In the United States, trams were commonly used prior to the 1930s, before being superseded by the bus. In modern public transport systems, they have been reintroduced in the form of the light rail.[23]
Monorail systems are used throughout the world (especially in Europe and east Asia, particularly Japan), but apart from public transit installations in Las Vegas and Seattle, most North American monorails are either short shuttle services or privately owned services (With 150,000 daily riders, the Disney monorail systems used at their parks may be the most famous in the world).[26]
Personal rapid transit is an automated cab service that runs on rails or a guideway. This is an uncommon mode of transportation (excluding elevators) due to the complexity of automation. A fully implemented system might provide most of the convenience of individual automobiles with the efficiency of public transit. The crucial innovation is that the automated vehicles carry just a few passengers, turn off the guideway to pick up passengers (permitting other PRT vehicles to continue at full speed), and drop them off to the location of their choice (rather than at a stop). Conventional transit simulations show that PRT might attract many auto users in problematic medium-density urban areas. A number of experimental systems are in progress. One might compare personal rapid transit to the more labor-intensive taxi or paratransit modes of transportation, or to the (by now automated) elevators common in many publicly accessible areas.
A ferry is a boat used to carry (or ferry) passengers, and sometimes their vehicles, across a body of water. A foot-passenger ferry with many stops is sometimes called a water bus. Ferries form a part of the public transport systems of many waterside cities and islands, allowing direct transit between points at a capital cost much lower than bridges or tunnels, though at a lower speed. Ship connections of much larger distances (such as over long distances in water bodies like the Mediterranean Sea) may also be called ferry services.
Many cities around the world have introduced electric bikes and scooters to their public transport infrastructure. For example, in the Netherlands many individuals use e-bikes to replace their car commutes. In major American cities, start-up companies such as Uber and Lyft have implemented e-scooters as a way for people to take short trips around the city.[30]

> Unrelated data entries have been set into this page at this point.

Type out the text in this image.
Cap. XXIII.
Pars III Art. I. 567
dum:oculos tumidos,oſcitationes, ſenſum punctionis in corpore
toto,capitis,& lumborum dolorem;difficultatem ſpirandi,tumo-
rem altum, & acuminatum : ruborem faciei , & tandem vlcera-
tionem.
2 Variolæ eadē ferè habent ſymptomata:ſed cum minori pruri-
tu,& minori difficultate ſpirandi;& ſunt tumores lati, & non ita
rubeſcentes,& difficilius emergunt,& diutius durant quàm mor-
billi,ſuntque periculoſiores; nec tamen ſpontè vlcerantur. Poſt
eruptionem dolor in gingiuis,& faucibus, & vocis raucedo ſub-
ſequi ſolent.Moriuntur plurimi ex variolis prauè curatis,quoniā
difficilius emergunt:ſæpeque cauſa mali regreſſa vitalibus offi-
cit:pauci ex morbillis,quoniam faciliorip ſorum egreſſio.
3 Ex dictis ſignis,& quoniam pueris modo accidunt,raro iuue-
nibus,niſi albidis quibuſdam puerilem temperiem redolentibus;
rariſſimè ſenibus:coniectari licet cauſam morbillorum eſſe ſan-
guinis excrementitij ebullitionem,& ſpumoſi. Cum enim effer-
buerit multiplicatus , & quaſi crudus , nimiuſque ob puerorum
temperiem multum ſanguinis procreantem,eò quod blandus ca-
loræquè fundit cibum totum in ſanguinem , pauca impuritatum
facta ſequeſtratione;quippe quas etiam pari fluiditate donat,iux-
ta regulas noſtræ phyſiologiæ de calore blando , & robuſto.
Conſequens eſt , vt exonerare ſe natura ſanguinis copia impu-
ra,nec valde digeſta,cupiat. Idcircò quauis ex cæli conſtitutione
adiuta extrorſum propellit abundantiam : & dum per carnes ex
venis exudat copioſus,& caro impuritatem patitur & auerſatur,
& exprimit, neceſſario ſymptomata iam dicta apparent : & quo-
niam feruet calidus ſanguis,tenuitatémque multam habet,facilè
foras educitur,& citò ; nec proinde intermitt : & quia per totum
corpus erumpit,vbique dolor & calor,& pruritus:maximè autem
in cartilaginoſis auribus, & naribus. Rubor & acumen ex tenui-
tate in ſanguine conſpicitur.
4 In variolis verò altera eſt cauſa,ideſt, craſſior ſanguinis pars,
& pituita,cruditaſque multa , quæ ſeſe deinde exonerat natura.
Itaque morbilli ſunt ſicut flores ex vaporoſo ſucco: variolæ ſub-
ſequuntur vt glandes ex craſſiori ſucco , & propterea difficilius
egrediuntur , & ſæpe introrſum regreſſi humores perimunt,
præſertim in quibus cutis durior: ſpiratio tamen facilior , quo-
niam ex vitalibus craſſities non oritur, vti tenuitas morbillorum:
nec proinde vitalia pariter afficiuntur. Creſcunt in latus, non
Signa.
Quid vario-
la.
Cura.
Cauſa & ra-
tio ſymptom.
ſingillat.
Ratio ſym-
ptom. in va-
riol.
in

All public transport runs on infrastructure, either on roads, rail, airways or seaways. The infrastructure can be shared with other modes, freight and private transport, or it can be dedicated to public transport. The latter is especially valuable in cases where there are capacity problems for private transport. Investments in infrastructure are expensive and make up a substantial part of the total costs in systems that are new or expanding. Once built, the infrastructure will require operating and maintenance costs, adding to the total cost of public transport. Sometimes governments subsidize infrastructure by providing it free of charge, just as is common with roads for automobiles.